Through his research into the effects of noise-induced hearing loss, Dr. Mattox has discovered that excessive noise not only destroys the delicate hair cells in the inner ear (cochlea) that transmit sound waves, but in some cases it also causes trans-neuronal damage, or damage to the parts of the brain stem responsible for hearing.

"Noise-induced hearing loss is related to the amount of sound, not whether you like listening to it or not," Mattox points out. It can be caused by any exposure to loud sounds, including industrial noises like heavy equipment, car stereos, walkmans, and even small, unmufflered gasoline lawnmowers and leafblowers. Hearing loss caused by excessive noise can be either temporary or permanent. Permanent damage is caused when the 20,000 hair cells within the cochlea are destroyed. "These hair cells are a non-renewable resource," says Mattox. "The damage is cumulative, and once they're gone, they're gone, even if you destroy just a few at a time."

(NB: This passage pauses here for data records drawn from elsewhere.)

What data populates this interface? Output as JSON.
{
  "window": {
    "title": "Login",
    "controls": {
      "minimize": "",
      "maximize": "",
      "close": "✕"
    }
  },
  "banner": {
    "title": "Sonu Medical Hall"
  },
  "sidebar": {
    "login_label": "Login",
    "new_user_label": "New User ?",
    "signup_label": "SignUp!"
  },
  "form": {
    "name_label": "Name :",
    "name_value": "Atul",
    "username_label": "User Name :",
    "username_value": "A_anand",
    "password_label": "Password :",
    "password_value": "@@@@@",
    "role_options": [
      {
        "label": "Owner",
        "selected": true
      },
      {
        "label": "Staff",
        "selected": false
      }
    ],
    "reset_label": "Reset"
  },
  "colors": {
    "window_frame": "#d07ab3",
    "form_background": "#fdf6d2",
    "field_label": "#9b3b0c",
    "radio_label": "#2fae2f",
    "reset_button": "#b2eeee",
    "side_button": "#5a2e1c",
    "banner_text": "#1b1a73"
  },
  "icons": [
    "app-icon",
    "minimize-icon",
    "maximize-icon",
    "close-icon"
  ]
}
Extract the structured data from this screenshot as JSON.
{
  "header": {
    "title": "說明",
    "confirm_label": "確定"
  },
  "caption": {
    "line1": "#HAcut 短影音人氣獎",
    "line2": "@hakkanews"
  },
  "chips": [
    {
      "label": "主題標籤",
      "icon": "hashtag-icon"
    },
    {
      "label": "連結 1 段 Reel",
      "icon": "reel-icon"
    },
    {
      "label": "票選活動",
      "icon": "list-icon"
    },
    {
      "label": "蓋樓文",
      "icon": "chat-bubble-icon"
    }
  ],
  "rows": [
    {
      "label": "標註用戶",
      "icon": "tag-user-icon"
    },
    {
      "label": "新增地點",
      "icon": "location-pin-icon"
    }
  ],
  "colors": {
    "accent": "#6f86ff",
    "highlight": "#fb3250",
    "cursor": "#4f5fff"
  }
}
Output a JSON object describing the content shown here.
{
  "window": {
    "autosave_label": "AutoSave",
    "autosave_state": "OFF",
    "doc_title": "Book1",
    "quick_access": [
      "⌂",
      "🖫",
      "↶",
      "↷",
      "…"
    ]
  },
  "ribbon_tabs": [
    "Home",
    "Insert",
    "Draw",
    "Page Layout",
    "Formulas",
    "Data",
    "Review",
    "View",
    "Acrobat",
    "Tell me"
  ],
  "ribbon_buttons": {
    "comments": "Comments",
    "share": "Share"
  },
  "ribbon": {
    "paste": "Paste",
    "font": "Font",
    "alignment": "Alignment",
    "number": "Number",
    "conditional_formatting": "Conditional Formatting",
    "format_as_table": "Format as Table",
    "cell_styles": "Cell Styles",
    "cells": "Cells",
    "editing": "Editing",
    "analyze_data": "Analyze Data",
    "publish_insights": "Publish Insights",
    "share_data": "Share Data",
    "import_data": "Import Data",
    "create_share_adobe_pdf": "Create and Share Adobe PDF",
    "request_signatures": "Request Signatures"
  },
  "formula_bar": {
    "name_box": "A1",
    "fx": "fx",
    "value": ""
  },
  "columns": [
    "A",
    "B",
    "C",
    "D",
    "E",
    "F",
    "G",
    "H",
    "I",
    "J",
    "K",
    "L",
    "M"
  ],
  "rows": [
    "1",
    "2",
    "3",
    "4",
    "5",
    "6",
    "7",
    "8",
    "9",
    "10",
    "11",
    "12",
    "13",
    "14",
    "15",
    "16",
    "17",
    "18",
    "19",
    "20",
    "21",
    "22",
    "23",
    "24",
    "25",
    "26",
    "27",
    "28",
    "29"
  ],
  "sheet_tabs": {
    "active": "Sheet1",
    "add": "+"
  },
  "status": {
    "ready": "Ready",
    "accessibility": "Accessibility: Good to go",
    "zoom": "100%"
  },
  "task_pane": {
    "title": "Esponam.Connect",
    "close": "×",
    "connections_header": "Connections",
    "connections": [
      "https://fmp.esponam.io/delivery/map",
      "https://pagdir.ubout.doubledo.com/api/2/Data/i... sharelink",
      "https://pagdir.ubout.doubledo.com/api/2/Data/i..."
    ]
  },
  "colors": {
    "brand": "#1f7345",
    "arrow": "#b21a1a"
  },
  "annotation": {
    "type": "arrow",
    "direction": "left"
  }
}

Mattox's plans for the new department include creating an Emory tinnitus center, helping expand the Emory Sleep Center located at Wesley Woods Medical Center and developing more programs for professional voice care. Otolaryngologists at Emory already are using Somnoplasty, a quick painless procedure to alleviate snoring and symptoms of a stuffy nose and new navigational technology that improves the safety and effectiveness of sinus surgery.